La France et l'Allemagne partagent l'éminente responsabilité de donner à la construction européenne le nouveau souffle dont elle a besoin. Par-delà leur diversité politique, il me semble, Monsieur le Ministre-Chancelier, que tous les gouvernements qui se sont succédé dans nos deux pays ont fait ce qu'il fallait pour que cette flamme ne s'éteigne pas.
Cela suffira-t-il à redonner confiance aux Européens dans la capacité des institutions communautaires, à répondre à leurs interrogations et à leurs inquiétudes ? Cela suffira-t-il, pour apporter aux populations d'Europe Centrale et de l'Est les assurances qu'ils attendent sur leur vocation à être associés à nos décisions avant de nous rejoindre dès que leur situation le permettra ?

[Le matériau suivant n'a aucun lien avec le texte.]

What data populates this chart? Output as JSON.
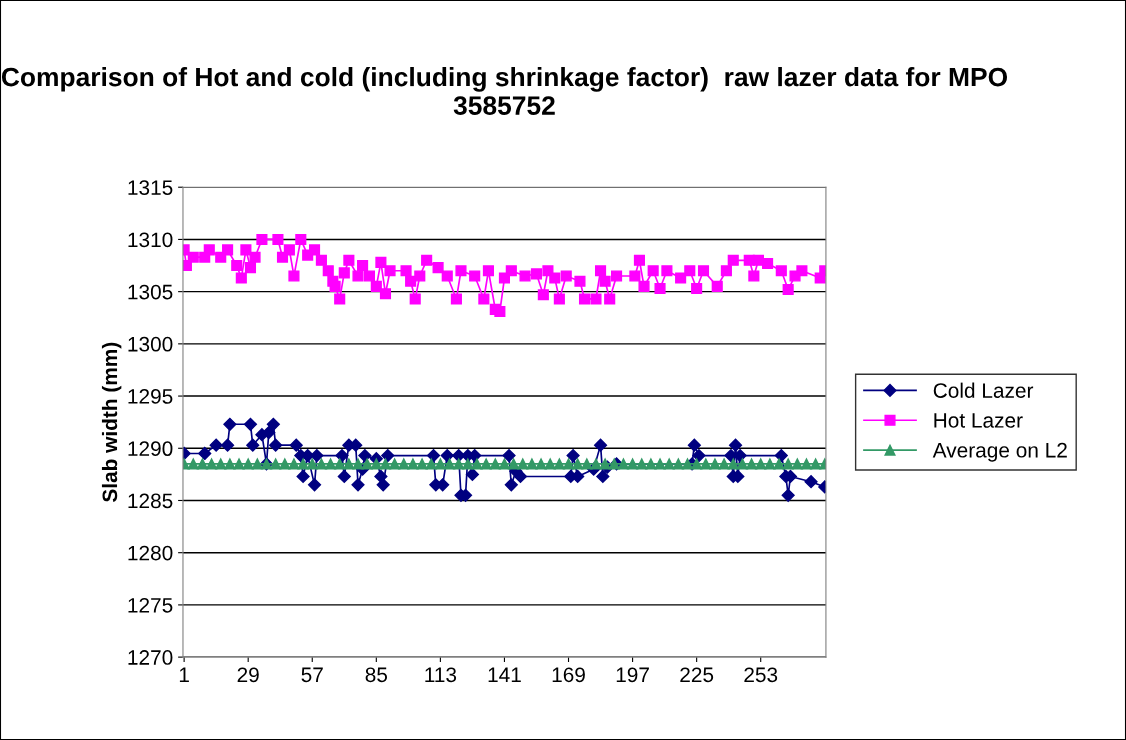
{
  "chart_data": {
    "type": "line",
    "title": "Comparison of Hot and cold (including shrinkage factor)  raw lazer data for MPO 3585752",
    "ylabel": "Slab width (mm)",
    "xlim": [
      0.5,
      281.5
    ],
    "xticks": [
      1,
      29,
      57,
      85,
      113,
      141,
      169,
      197,
      225,
      253
    ],
    "ylim": [
      1270,
      1315
    ],
    "yticks": [
      1270,
      1275,
      1280,
      1285,
      1290,
      1295,
      1300,
      1305,
      1310,
      1315
    ],
    "grid": "y",
    "legend": "right",
    "line_style": "solid",
    "series": [
      {
        "name": "Cold Lazer",
        "color": "#000080",
        "marker": "diamond",
        "x": [
          1,
          10,
          15,
          20,
          21,
          30,
          31,
          35,
          37,
          38,
          40,
          41,
          50,
          52,
          53,
          55,
          58,
          59,
          70,
          71,
          73,
          76,
          77,
          79,
          80,
          85,
          87,
          88,
          90,
          110,
          111,
          114,
          116,
          121,
          122,
          124,
          125,
          127,
          128,
          143,
          144,
          146,
          148,
          170,
          171,
          173,
          180,
          183,
          184,
          186,
          190,
          223,
          224,
          226,
          240,
          241,
          242,
          243,
          244,
          262,
          264,
          265,
          266,
          275,
          281
        ],
        "values": [
          1289.5,
          1289.5,
          1290.3,
          1290.3,
          1292.3,
          1292.3,
          1290.3,
          1291.3,
          1288.5,
          1291.5,
          1292.3,
          1290.3,
          1290.3,
          1289.3,
          1287.3,
          1289.3,
          1286.5,
          1289.3,
          1289.3,
          1287.3,
          1290.3,
          1290.3,
          1286.5,
          1288,
          1289.3,
          1289,
          1287.3,
          1286.5,
          1289.3,
          1289.3,
          1286.5,
          1286.5,
          1289.3,
          1289.3,
          1285.5,
          1285.5,
          1289.3,
          1287.5,
          1289.3,
          1289.3,
          1286.5,
          1287.8,
          1287.3,
          1287.3,
          1289.3,
          1287.3,
          1288,
          1290.3,
          1287.3,
          1288.2,
          1288.5,
          1288.5,
          1290.3,
          1289.3,
          1289.3,
          1287.3,
          1290.3,
          1287.3,
          1289.3,
          1289.3,
          1287.3,
          1285.5,
          1287.3,
          1286.8,
          1286.3
        ]
      },
      {
        "name": "Hot Lazer",
        "color": "#ff00ff",
        "marker": "square",
        "x": [
          1,
          2,
          5,
          10,
          12,
          17,
          20,
          24,
          26,
          28,
          30,
          32,
          35,
          42,
          44,
          47,
          49,
          52,
          55,
          58,
          61,
          64,
          66,
          67,
          69,
          71,
          73,
          77,
          79,
          82,
          85,
          87,
          89,
          91,
          98,
          100,
          102,
          104,
          107,
          112,
          116,
          120,
          122,
          128,
          132,
          134,
          137,
          139,
          141,
          144,
          150,
          155,
          158,
          160,
          163,
          165,
          168,
          174,
          176,
          181,
          183,
          185,
          187,
          190,
          198,
          200,
          202,
          206,
          209,
          212,
          218,
          222,
          225,
          228,
          234,
          238,
          241,
          248,
          250,
          252,
          256,
          262,
          265,
          268,
          271,
          279,
          281
        ],
        "values": [
          1309,
          1307.5,
          1308.3,
          1308.3,
          1309,
          1308.3,
          1309,
          1307.5,
          1306.3,
          1309,
          1307.3,
          1308.3,
          1310,
          1310,
          1308.3,
          1309,
          1306.5,
          1310,
          1308.5,
          1309,
          1308,
          1307,
          1306,
          1305.5,
          1304.3,
          1306.8,
          1308,
          1306.5,
          1307.5,
          1306.5,
          1305.5,
          1307.8,
          1304.8,
          1307,
          1307,
          1306,
          1304.3,
          1306.5,
          1308,
          1307.3,
          1306.5,
          1304.3,
          1307,
          1306.5,
          1304.3,
          1307,
          1303.3,
          1303.1,
          1306.3,
          1307,
          1306.5,
          1306.7,
          1304.7,
          1307,
          1306.3,
          1304.3,
          1306.5,
          1306,
          1304.3,
          1304.3,
          1307,
          1306,
          1304.3,
          1306.5,
          1306.5,
          1308,
          1305.5,
          1307,
          1305.3,
          1307,
          1306.3,
          1307,
          1305.3,
          1307,
          1305.5,
          1307,
          1308,
          1308,
          1306.5,
          1308,
          1307.7,
          1307,
          1305.2,
          1306.5,
          1307,
          1306.3,
          1307
        ]
      },
      {
        "name": "Average on L2",
        "color": "#339966",
        "marker": "triangle",
        "x": [
          1,
          5,
          9,
          13,
          17,
          21,
          25,
          29,
          33,
          37,
          41,
          45,
          49,
          53,
          57,
          61,
          65,
          69,
          73,
          77,
          81,
          85,
          89,
          93,
          97,
          101,
          105,
          109,
          113,
          117,
          121,
          125,
          129,
          133,
          137,
          141,
          145,
          149,
          153,
          157,
          161,
          165,
          169,
          173,
          177,
          181,
          185,
          189,
          193,
          197,
          201,
          205,
          209,
          213,
          217,
          221,
          225,
          229,
          233,
          237,
          241,
          245,
          249,
          253,
          257,
          261,
          265,
          269,
          273,
          277,
          281
        ],
        "values": [
          1288.5,
          1288.5,
          1288.5,
          1288.5,
          1288.5,
          1288.5,
          1288.5,
          1288.5,
          1288.5,
          1288.5,
          1288.5,
          1288.5,
          1288.5,
          1288.5,
          1288.5,
          1288.5,
          1288.5,
          1288.5,
          1288.5,
          1288.5,
          1288.5,
          1288.5,
          1288.5,
          1288.5,
          1288.5,
          1288.5,
          1288.5,
          1288.5,
          1288.5,
          1288.5,
          1288.5,
          1288.5,
          1288.5,
          1288.5,
          1288.5,
          1288.5,
          1288.5,
          1288.5,
          1288.5,
          1288.5,
          1288.5,
          1288.5,
          1288.5,
          1288.5,
          1288.5,
          1288.5,
          1288.5,
          1288.5,
          1288.5,
          1288.5,
          1288.5,
          1288.5,
          1288.5,
          1288.5,
          1288.5,
          1288.5,
          1288.5,
          1288.5,
          1288.5,
          1288.5,
          1288.5,
          1288.5,
          1288.5,
          1288.5,
          1288.5,
          1288.5,
          1288.5,
          1288.5,
          1288.5,
          1288.5,
          1288.5
        ]
      }
    ]
  }
}
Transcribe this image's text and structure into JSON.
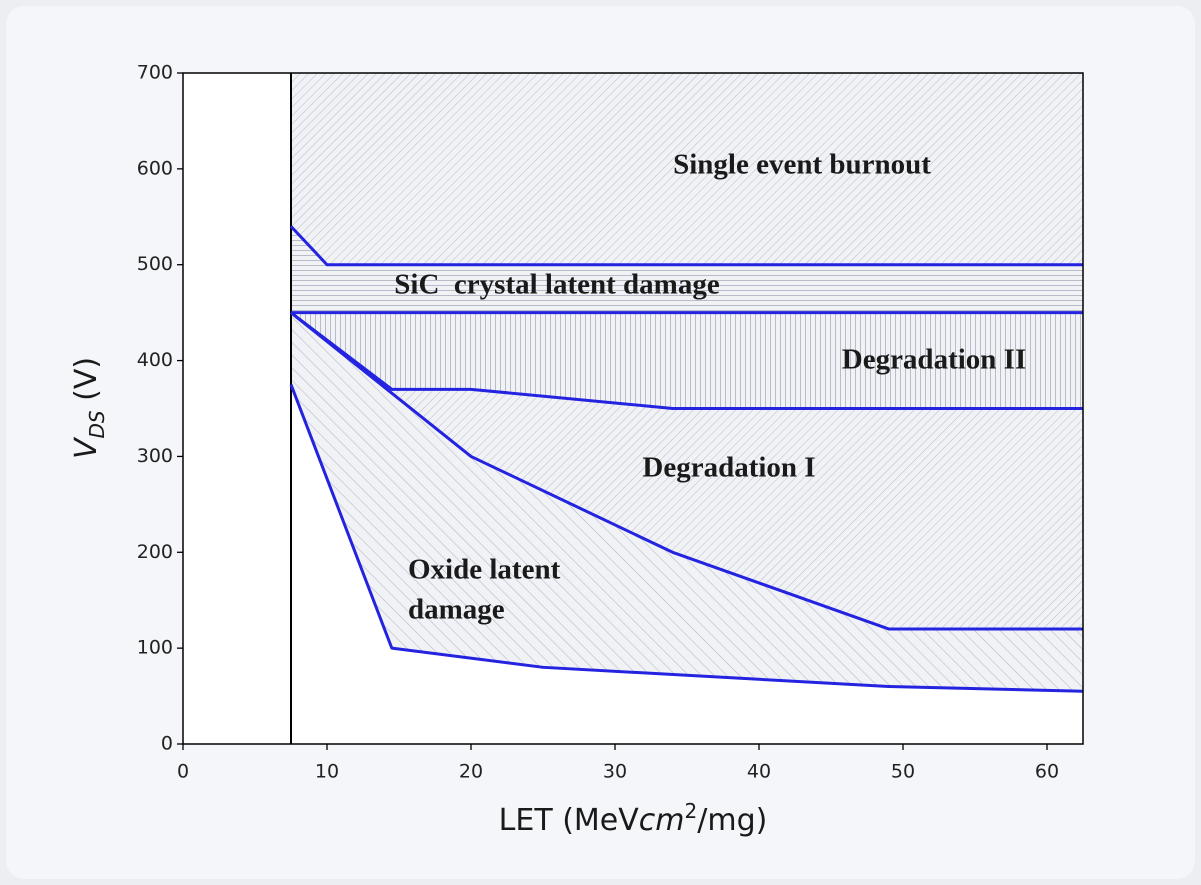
{
  "chart_data": {
    "type": "line",
    "xlabel": {
      "pre": "LET (MeV",
      "italic": "cm",
      "sup": "2",
      "post": "/mg)"
    },
    "ylabel": {
      "main": "V",
      "sub": "DS",
      "post": " (V)"
    },
    "xlim": [
      0,
      62.5
    ],
    "ylim": [
      0,
      700
    ],
    "xticks": [
      0,
      10,
      20,
      30,
      40,
      50,
      60
    ],
    "yticks": [
      0,
      100,
      200,
      300,
      400,
      500,
      600,
      700
    ],
    "series": [
      {
        "color": "#000000",
        "x": [
          7.5,
          7.5
        ],
        "values": [
          0,
          700
        ]
      },
      {
        "color": "#2323e0",
        "x": [
          7.5,
          10,
          62.5
        ],
        "values": [
          540,
          500,
          500
        ]
      },
      {
        "color": "#2323e0",
        "x": [
          7.5,
          62.5
        ],
        "values": [
          450,
          450
        ]
      },
      {
        "color": "#2323e0",
        "x": [
          7.5,
          14.5,
          20,
          34,
          62.5
        ],
        "values": [
          450,
          370,
          370,
          350,
          350
        ]
      },
      {
        "color": "#2323e0",
        "x": [
          7.5,
          20,
          34,
          49,
          62.5
        ],
        "values": [
          450,
          300,
          200,
          120,
          120
        ]
      },
      {
        "color": "#2323e0",
        "x": [
          7.5,
          14.5,
          25,
          49,
          62.5
        ],
        "values": [
          375,
          100,
          80,
          60,
          55
        ]
      }
    ],
    "annotations": [
      "Single event burnout",
      "SiC  crystal latent damage",
      "Degradation II",
      "Degradation I",
      "Oxide latent",
      "damage"
    ]
  }
}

Cela suffira-t-il à rendre tangible à chacun cette réalité dont je n'ai, pour ma part, jamais douté depuis quarante ans ?
N'oublions pas que dans un monde où les États-Continents s'affirment chaque jour davantage, l'Union de l'Europe apparait non seulement comme une chance, mais surtout comme une nécessité pour chacun de nos pays, s'il veut être entendu et continuer à jouer un rôle au sein de la Communauté Internationale.
Il faudra sans doute davantage. Il faudra qu'à nouveau de grande voix s'élèvent pour faire entendre le discours de la raison et aussi celui de la passion, pour ne pas laisser dépérir ce que nous avons commencé à construire, pour donner à nos enfants et nos petits-enfants une Europe capable d'affronter les défis du 21e siècle.
Ayant su se réconcilier pour construire une Europe démocratique, les Européens auront vocation à parler d'une seule voix pour faire entendre un message qui ne doit pas seulement l'expression de leurs propres intérêts économiques et politiques, mais qui s'inspire d'une vision humaniste, fondée sur des valeurs de portée universelle.